The present invention relates to an improved biasing arrangement for holding adjacent heat absorbent element sheets of a rotary regenerative heat exchanger in a continuously tight relationship.
In rotary regenerative heat exchange apparatus a mass of tightly packed heat absorbent element sheets is contained in a rotor that is slowly rotated about its axis. The rotor is comprised of a cylindrical rotor shell and divided into sector shaped compartments that house element baskets that contain sheets of heat absorbent material. A basket of heat absorbent material is first positioned in a gas passageway to absorb heat from gases passing therethrough, and then as the element becomes heated it is slowly rotated into a second passageway where it gives up its heat to cooler air passing therethrough. Movement of the rotor is usually continuous so there is a uniform transfer of heat from the hot gas to the cooler air. Some or all of the element sheets are usually formed with corrugations or other formations that extend between inlet and outlet ends of the rotor to direct gas and air flow therethrough and to act as stiffeners for the individual sheets.
The gas passing through the heat exchanger is not only hot but very corrosive, but also has particles of flyash therein, thus the element quickly corrodes and erodes from the effects of the gas. As the sheets of element corrode, and erode, thus becoming thinner and more brittle, they become loose and begin to vibrate until they break up and cause a complete loss of effectiveness.
This vibration is caused particularly by a blast of high pressure air or steam being blown through the spacing between element sheets to remove deposits such as soot and flyash therefrom. Additional vibration of the heat exchange plates is caused by continuous rotation of the rotor. This is especially true when the rotor is being moved about a horizontal axis. Thus, as the rotor is turned about its axis, the plates loosened by corrosion and erosion are further agitated and break apart. Attempts have been made to correct this untenable condition by arrangements shown in U.S. Pat. No. 3,379,240 of Bellows and Woolard, and U.S. Pat. No. 3,314,472 of Krumm and Casagrande.

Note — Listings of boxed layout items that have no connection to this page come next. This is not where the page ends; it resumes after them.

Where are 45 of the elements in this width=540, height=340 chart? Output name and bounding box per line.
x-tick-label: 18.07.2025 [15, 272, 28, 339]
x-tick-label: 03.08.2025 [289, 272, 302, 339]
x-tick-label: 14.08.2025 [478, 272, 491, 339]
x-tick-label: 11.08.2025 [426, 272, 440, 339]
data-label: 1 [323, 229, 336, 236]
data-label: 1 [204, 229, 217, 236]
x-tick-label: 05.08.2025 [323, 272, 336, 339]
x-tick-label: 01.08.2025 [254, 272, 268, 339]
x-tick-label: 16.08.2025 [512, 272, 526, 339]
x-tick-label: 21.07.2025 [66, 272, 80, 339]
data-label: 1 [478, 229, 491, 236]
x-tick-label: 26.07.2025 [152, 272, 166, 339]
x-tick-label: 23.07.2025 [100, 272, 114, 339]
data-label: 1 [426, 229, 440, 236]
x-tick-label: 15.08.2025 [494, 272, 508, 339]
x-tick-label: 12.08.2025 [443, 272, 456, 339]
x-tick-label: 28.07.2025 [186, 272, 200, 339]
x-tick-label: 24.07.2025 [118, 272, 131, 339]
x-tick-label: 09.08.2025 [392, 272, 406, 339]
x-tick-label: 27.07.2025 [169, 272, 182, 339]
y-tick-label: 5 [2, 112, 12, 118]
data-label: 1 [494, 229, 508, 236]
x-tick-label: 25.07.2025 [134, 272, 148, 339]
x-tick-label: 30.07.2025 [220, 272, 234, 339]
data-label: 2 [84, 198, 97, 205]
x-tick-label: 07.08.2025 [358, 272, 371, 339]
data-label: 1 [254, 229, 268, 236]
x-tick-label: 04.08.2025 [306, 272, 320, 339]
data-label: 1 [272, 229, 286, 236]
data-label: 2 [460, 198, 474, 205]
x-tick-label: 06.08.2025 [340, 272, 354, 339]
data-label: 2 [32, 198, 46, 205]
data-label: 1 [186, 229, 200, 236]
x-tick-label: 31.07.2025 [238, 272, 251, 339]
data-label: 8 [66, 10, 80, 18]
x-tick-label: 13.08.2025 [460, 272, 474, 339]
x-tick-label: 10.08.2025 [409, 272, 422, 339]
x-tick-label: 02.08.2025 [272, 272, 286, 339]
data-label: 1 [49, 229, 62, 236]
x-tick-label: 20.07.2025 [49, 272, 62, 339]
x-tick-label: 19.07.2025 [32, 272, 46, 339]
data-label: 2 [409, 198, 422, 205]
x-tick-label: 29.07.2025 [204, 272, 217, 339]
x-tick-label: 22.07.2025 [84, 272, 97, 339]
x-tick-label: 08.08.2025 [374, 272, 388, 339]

In U.S. Pat. No. 3,379,240 an arcuate pressure plate with a single arcuate ridge is arranged with the ridge parallel to the flow of gas and air through the rotor. This pressure plate exerts a force along it's opposite surfaces parallel to to the corrugations or other formations on the element sheets. U.S. Pat. No. 3,314,472 discloses an arcuate spring plate with a single arcuate ridge exerting a force against the center of each basket which also lies parallel to the flow of fluid through the heat exchanger and generally parrallel to the corrugations of the element sheets.
While both arrangements defined by the foregoing patents are partially effective, they fail to exert a constant, even force on widely spaced portions of the element sheets for long periods of operation. Moreover the arcuate spring plate tend to exert a concentrated force along a single line that bends the element and causes premature breakage. Furthermore, line of contact between the spring plate and the adjacent element extends parallel to the line of fluid flow through the heat exchanger and thereby lies substantialy parallel to the corrugations shown on the adjacent element sheets. Therefore, portions of each element sheet that lie remote from contact with the spring plate tend to vibrate and quickly deteriorate until they are ultimately destroyed.